For that reason and others, the dictator ordered Berlin bombed immediately. To that end, the Red Air Force established a bomber base at the airfield at Pushkino, near Leningrad (St. Petersburg). They also used an island base off the coast of Estonia at Osel, now known as Saaremaa.
On August 7, 1941, 15 Ilyushin DB-3 bombers headed across the Baltic Sea, reaching the German city of Stettin (today Poland’s Szcezin), and then flew southwest the 93 miles to Berlin.
The DB-3 was designed in the early 1930’s and built from 1936-39. By 1941, like the other large bombers in the Soviet fleet, the Petyakov Pe-8s, they were obsolete. They looked it. Incorporating the new Soviet art deco style of the 1930’s when designed, they were impressive – to look at. But effective bombers? No. Many times, for example, when the Pe-8 took off, the gunners of its 11 man crew made their way to their positions in pods on the wings – by walking to them while in flight.

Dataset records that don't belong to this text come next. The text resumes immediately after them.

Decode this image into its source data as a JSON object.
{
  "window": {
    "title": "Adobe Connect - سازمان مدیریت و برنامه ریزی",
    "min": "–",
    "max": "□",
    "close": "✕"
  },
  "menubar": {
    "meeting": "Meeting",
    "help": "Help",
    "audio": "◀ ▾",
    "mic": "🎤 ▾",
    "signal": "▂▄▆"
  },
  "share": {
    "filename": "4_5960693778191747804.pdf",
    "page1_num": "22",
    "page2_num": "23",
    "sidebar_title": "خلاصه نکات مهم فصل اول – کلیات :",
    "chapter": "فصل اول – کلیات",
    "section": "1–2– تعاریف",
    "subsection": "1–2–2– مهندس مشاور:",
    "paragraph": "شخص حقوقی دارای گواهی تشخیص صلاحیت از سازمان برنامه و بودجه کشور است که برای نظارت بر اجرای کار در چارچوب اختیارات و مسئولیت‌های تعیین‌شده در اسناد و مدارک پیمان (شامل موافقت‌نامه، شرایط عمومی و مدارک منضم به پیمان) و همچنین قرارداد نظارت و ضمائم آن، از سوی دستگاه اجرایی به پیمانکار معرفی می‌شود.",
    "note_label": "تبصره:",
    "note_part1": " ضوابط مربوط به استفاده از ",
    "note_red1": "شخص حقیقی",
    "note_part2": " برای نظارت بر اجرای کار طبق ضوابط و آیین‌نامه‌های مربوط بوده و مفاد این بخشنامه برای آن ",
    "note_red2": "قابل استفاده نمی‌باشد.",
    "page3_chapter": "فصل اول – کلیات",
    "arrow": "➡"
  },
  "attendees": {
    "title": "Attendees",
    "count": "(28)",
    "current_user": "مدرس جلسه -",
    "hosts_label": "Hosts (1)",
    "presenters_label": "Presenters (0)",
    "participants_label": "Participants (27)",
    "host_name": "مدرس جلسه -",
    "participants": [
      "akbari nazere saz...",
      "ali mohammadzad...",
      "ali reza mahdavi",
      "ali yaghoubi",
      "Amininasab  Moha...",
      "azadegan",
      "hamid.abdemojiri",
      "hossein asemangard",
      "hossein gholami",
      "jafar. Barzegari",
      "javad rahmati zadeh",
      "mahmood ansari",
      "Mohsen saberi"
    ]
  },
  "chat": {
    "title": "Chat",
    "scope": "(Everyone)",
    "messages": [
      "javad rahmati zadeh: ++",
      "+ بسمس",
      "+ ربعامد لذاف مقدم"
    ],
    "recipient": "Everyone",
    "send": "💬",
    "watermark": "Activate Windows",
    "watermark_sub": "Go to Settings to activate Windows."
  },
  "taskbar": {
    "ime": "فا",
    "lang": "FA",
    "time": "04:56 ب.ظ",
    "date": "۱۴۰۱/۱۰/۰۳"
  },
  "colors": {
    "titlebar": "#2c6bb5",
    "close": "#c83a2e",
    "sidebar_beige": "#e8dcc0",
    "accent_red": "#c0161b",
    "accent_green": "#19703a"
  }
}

The DB-3 was roughly the same size as the American B-25 Mitchell tactical bomber. It had a crew of three, a maximum speed of 273 miles per hour, a ceiling of 31,000 feet, and a theoretical range of 2,300 miles–this was for an empty, stripped-down plane, since the Soviets always padded their statistics. The crew defended the plane with 3 7.62mm machine guns, although the last version was outfitted with a 20mm cannon, and up to 5,000 pounds of bombs.
Hermann Göring had famously declared that no enemy bombs would fall on Berlin. If they did, Germans could call him “Mayer,” a nickname for a stupid, ignorant yokel. By 1943, many Germans secretly referred to him as “Field Marshal Mayer.” In 1941, however, Göring’s boast still carried weight. Berlin was teeming with anti-aircraft defenses.
Virtually all of them pointed west, because it was expected that any air attacks launched on Berlin itself would come from England. The few prior air raids that had been mounted against Berlin had been British. Not on July 7.
Fifteen Soviet bombers took off from Osel in the middle of the night. Berlin was lit up like a Christmas tree – at that point in the war, mainly for morale reasons, the Germans did not practice blackout precautions in their capital and other major cities. Of the fifteen bombers, five found the target – Soviet long-range navigation, and to be fair, that of the other western Allies in the beginning, was not that good.
Still, those five planes flew over perplexed anti-aircraft defenders who actually flashed searchlights in the air – not to spot the planes, but flashing codes like “Who are you?” and “From where did you take off?.” They thought that these were German planes that had neglected their duty. The other Red Air Force planes bombed Berlin’s tony suburbs and the coastal city of Stettin.
Did the bombs do any significant physical damage? Not really. But like the American Doolittle Raid on Tokyo in April 1942, they did have a significant psychological impact. Not so much in Germany, though the idea that Soviet bombers could get through when German troops were almost at the gates of Moscow did anger both Hitler and Göring and temporarily shocked the German public.
However, the Soviet press and propaganda machine played up the raid, which did affect Russian morale. “Though the Germans are driving, we’re still in the fight” the raid seemed to say.
Read another story from us: Amazing Photos of the Fall of Germany 1944 – 1945
The raids of August 7 were followed up by more raids which were not so effective. The Germans were now ready for raids coming from the north and east, and eighteen Soviet bombers were shot out of the sky. In early September, the Nazis overran the Osel Island base, which ended Soviet raids on German soil until the end of the war.